Often, a young unmarried woman’s biological father was NOT selected by her mother based on his ability to make commitments and moral judgments. He was selected because he was good-looking and would not judge the mother morally, nor impose his religion on her. But those very things that young unmarried  women today seem to dislike most about men, because they fear rejection on moral and religious grounds, are exactly the things that make men good husbands and fathers. They don’t want to be judged or led spiritually, so they choose immoral, non-religious men. Then they blame the men for acting immorally and irreligiously, and pass on their man-hating and man-blaming attitudes to their daughters, who are often raised without fathers thanks to poor choices by the mother.

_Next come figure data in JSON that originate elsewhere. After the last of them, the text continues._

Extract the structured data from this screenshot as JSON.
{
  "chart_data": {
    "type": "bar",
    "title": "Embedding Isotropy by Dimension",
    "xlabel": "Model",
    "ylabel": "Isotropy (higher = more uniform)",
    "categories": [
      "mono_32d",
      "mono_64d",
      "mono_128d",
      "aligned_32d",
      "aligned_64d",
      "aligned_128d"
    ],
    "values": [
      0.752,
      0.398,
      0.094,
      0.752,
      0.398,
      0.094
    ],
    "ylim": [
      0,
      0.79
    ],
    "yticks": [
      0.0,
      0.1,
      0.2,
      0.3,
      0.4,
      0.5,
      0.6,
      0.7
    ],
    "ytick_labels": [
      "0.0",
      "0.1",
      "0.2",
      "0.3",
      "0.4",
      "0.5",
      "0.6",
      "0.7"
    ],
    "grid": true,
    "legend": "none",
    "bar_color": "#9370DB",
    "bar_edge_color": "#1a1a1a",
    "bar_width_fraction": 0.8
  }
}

Every young unmarried woman who chooses a bad man, and then has a bad experience with him is pushing away marriage with both hands. The more she destroys her ability to trust, love and care for others, the less she is able to be happy and effective in a marriage. Young unmarried women often choose bad men (men who are not interested in marriage or children) because they cannot be bothered with the demands to care or nurture a husband and children. They think those tasks detract from their selfish pursuit of education and career. Naturally, these relationships with bad men fail to result in good marriages. And that is why young unmarried women are voting to raise taxes and to empower government to replace men with social programs. They want to protect themselves from their own self-inflicted wounds – at taxpayer expense.